State of the Union 2014

Ken AshfordObama & AdministrationLeave a Comment

I thought Obama's speech was wonderful.  It wasn't very ambitious, but the tone was amazing.  It was nationalistic and populistic, and very non-partisan.  The non-partisan nature of it was clearly disappointing to the Fox News people, who clearly were hoping to engage in post-speech whining and victimhood.  Obama simply said, "Here are the problems; here's what I can do as President; I hope Congress will join me."  

The thing was, Obama didn't need to bash Republicans to make them look bad.  All he had to do was say "Women deserve to be paid the same as men for the same work" and then have all the Republicans sit on their hands while everyone else stood and applauded.  They made themselves look bad, again and again.

The best commentary I've read so far comes from the New York Times contributing writer, Timothy Egan:

The least productive Congress in nearly half a century has rarely looked more out-of-sorts than during the speech that put its members on notice for their irrelevance. That, essentially, was the triumph of the rhetorical trick President Obama employed in his fifth State of the Union address.

The president’s wish list — a rise in the minimum wage, healthcare that doesn’t dump sick people, resolve to do something over the basic fact of climate change and the scourge of income inequality — is backed in poll after poll by a majority of Americans. What stands in the way of doing something about these issues are the people who sat on their hands Tuesday night in that chamber.

For some time now, the Republican House has made it clear that they have no intention of governing. They shut down the government for 16 days, in case you didn’t get the point. And on Tuesday, they seemed more interested in having their pictures taken with the “Duck Dynasty” guy than finding middle ground with the American majority. For freak value on the fringe, Representative Randy Weber, Republican of Texas, tweeted just before the speech: “Waiting for the Kommandant-in-Chef [sic]” and the “Socialist dictator who been feeding US a line.”

Need more proof? Two-thirds of Americans rated this Congress the worst in their lifetime, in a recent CNN poll. And 81 percent disapproved of them in the latest NBC News-Wall Street Journal survey.

What Obama did in his speech, in outlining a unilateral map for the sixth year of his presidency, was to finally join the majority of citizens in dismissing the lawmakers who will not do their bidding. On raising the minimum wage, Obama framed it as a simple measure to keep out of poverty the people “who cook our troops’ meals or wash their dishes.”
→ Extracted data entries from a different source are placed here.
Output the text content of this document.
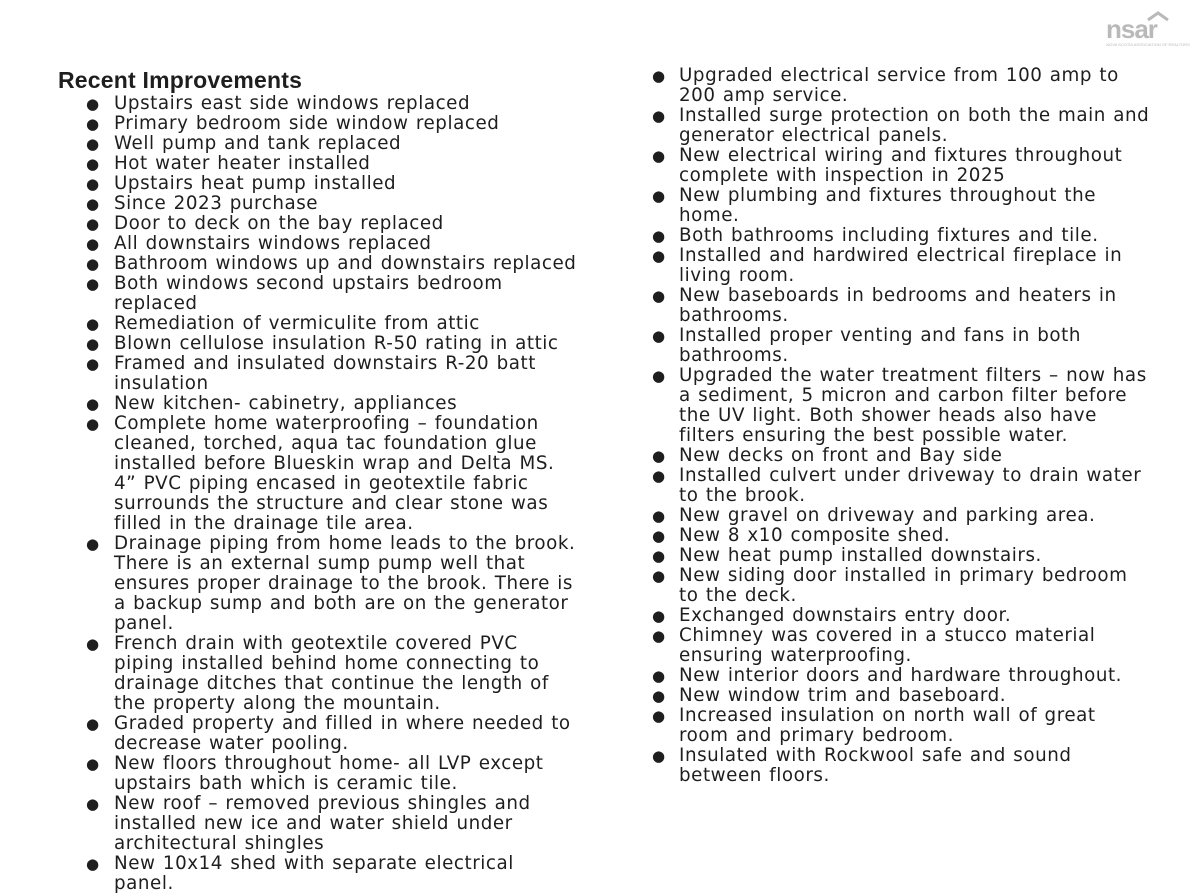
nsar
NOVA SCOTIA ASSOCIATION OF REALTORS
Recent Improvements
● Upstairs east side windows replaced
● Primary bedroom side window replaced
● Well pump and tank replaced
● Hot water heater installed
● Upstairs heat pump installed
● Since 2023 purchase
● Door to deck on the bay replaced
● All downstairs windows replaced
● Bathroom windows up and downstairs replaced
● Both windows second upstairs bedroom replaced
● Remediation of vermiculite from attic
● Blown cellulose insulation R-50 rating in attic
● Framed and insulated downstairs R-20 batt insulation
● New kitchen- cabinetry, appliances
● Complete home waterproofing – foundation cleaned, torched, aqua tac foundation glue installed before Blueskin wrap and Delta MS. 4” PVC piping encased in geotextile fabric surrounds the structure and clear stone was filled in the drainage tile area.
● Drainage piping from home leads to the brook. There is an external sump pump well that ensures proper drainage to the brook. There is a backup sump and both are on the generator panel.
● French drain with geotextile covered PVC piping installed behind home connecting to drainage ditches that continue the length of the property along the mountain.
● Graded property and filled in where needed to decrease water pooling.
● New floors throughout home- all LVP except upstairs bath which is ceramic tile.
● New roof – removed previous shingles and installed new ice and water shield under architectural shingles
● New 10x14 shed with separate electrical panel.
● Upgraded electrical service from 100 amp to 200 amp service.
● Installed surge protection on both the main and generator electrical panels.
● New electrical wiring and fixtures throughout complete with inspection in 2025
● New plumbing and fixtures throughout the home.
● Both bathrooms including fixtures and tile.
● Installed and hardwired electrical fireplace in living room.
● New baseboards in bedrooms and heaters in bathrooms.
● Installed proper venting and fans in both bathrooms.
● Upgraded the water treatment filters – now has a sediment, 5 micron and carbon filter before the UV light. Both shower heads also have filters ensuring the best possible water.
● New decks on front and Bay side
● Installed culvert under driveway to drain water to the brook.
● New gravel on driveway and parking area.
● New 8 x10 composite shed.
● New heat pump installed downstairs.
● New siding door installed in primary bedroom to the deck.
● Exchanged downstairs entry door.
● Chimney was covered in a stucco material ensuring waterproofing.
● New interior doors and hardware throughout.
● New window trim and baseboard.
● Increased insulation on north wall of great room and primary bedroom.
● Insulated with Rockwool safe and sound between floors.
In one of the speech highlights, he urged Republicans to “join the rest of the country. Say yes. Give Americans a raise.” That was the Democratic campaign slogan going into the midterms, birthed in the den of the opposition.
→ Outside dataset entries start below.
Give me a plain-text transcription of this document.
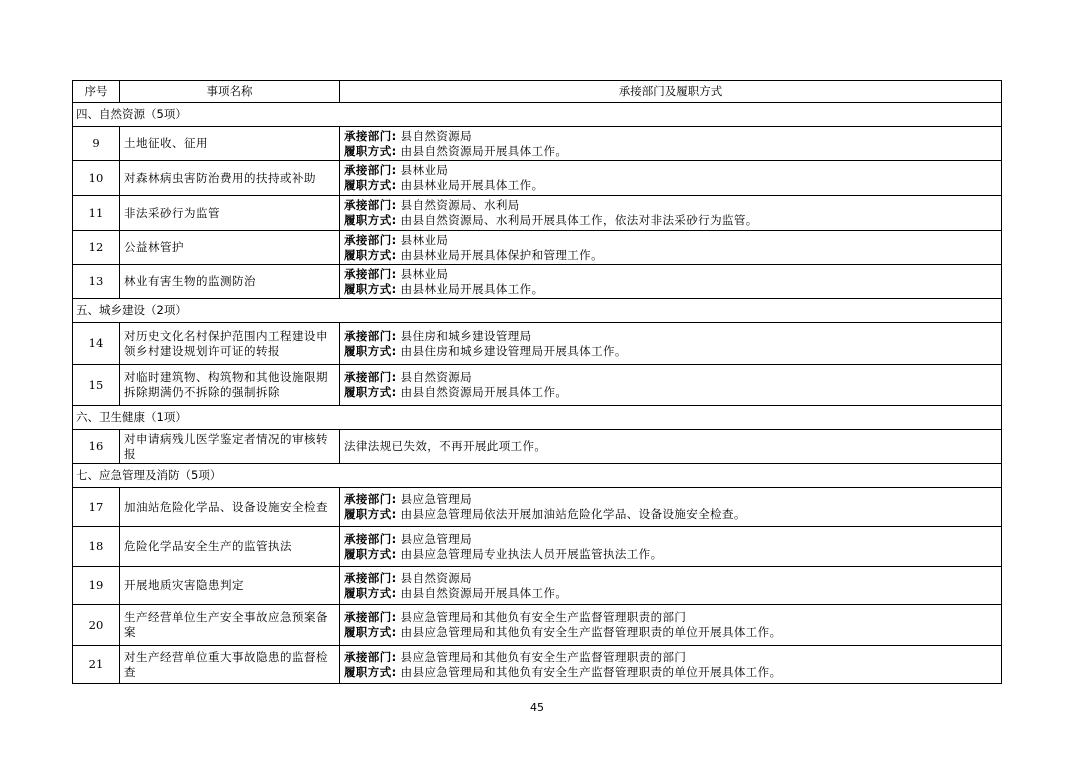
序号	事项名称	承接部门及履职方式
四、自然资源（5项）		
9	土地征收、征用	承接部门: 县自然资源局
履职方式: 由县自然资源局开展具体工作。

10	对森林病虫害防治费用的扶持或补助	承接部门: 县林业局
履职方式: 由县林业局开展具体工作。

11	非法采砂行为监管	承接部门: 县自然资源局、水利局
履职方式: 由县自然资源局、水利局开展具体工作，依法对非法采砂行为监管。

12	公益林管护	承接部门: 县林业局
履职方式: 由县林业局开展具体保护和管理工作。

13	林业有害生物的监测防治	承接部门: 县林业局
履职方式: 由县林业局开展具体工作。

五、城乡建设（2项）		
14	对历史文化名村保护范围内工程建设申领乡村建设规划许可证的转报	承接部门: 县住房和城乡建设管理局
履职方式: 由县住房和城乡建设管理局开展具体工作。

15	对临时建筑物、构筑物和其他设施限期拆除期满仍不拆除的强制拆除	承接部门: 县自然资源局
履职方式: 由县自然资源局开展具体工作。

六、卫生健康（1项）		
16	对申请病残儿医学鉴定者情况的审核转报	法律法规已失效，不再开展此项工作。
七、应急管理及消防（5项）		
17	加油站危险化学品、设备设施安全检查	承接部门: 县应急管理局
履职方式: 由县应急管理局依法开展加油站危险化学品、设备设施安全检查。

18	危险化学品安全生产的监管执法	承接部门: 县应急管理局
履职方式: 由县应急管理局专业执法人员开展监管执法工作。

19	开展地质灾害隐患判定	承接部门: 县自然资源局
履职方式: 由县自然资源局开展具体工作。

20	生产经营单位生产安全事故应急预案备案	承接部门: 县应急管理局和其他负有安全生产监督管理职责的部门
履职方式: 由县应急管理局和其他负有安全生产监督管理职责的单位开展具体工作。

21	对生产经营单位重大事故隐患的监督检查	承接部门: 县应急管理局和其他负有安全生产监督管理职责的部门
履职方式: 由县应急管理局和其他负有安全生产监督管理职责的单位开展具体工作。
45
Having marginalized a branch of government that is already on the wrong side of popular sentiment, Obama now takes his bully pulpit on the road, to Nashville and Milwaukee and other stops. But if he really hopes to have a lasting impact — “I really want to make a difference,” he told The New Yorker — he has to do more than staged road stopovers. If he’s truly going to take his case to the people, he has to spend more time with the people. For starters, he could treat the West Coast, a big part of his base, as something more than a fundraising fount.

It’s certainly heartening to hear Obama, in full-throated defiance that is rare for him, proclaim, “America will not stand still — and neither will I.” But executive orders can only go so far. He needs the majority of the people back with him in order to govern around the say-no, do-nothing Congress. This speech was a muscular start — one of the better efforts by a man whose orator skills were missing for most of the last year.

Noticeably missing from the speech was any reference to NSA reform, or the Trans-Pacific Partnership Agreement — both of which are of tremendous concern to the left base.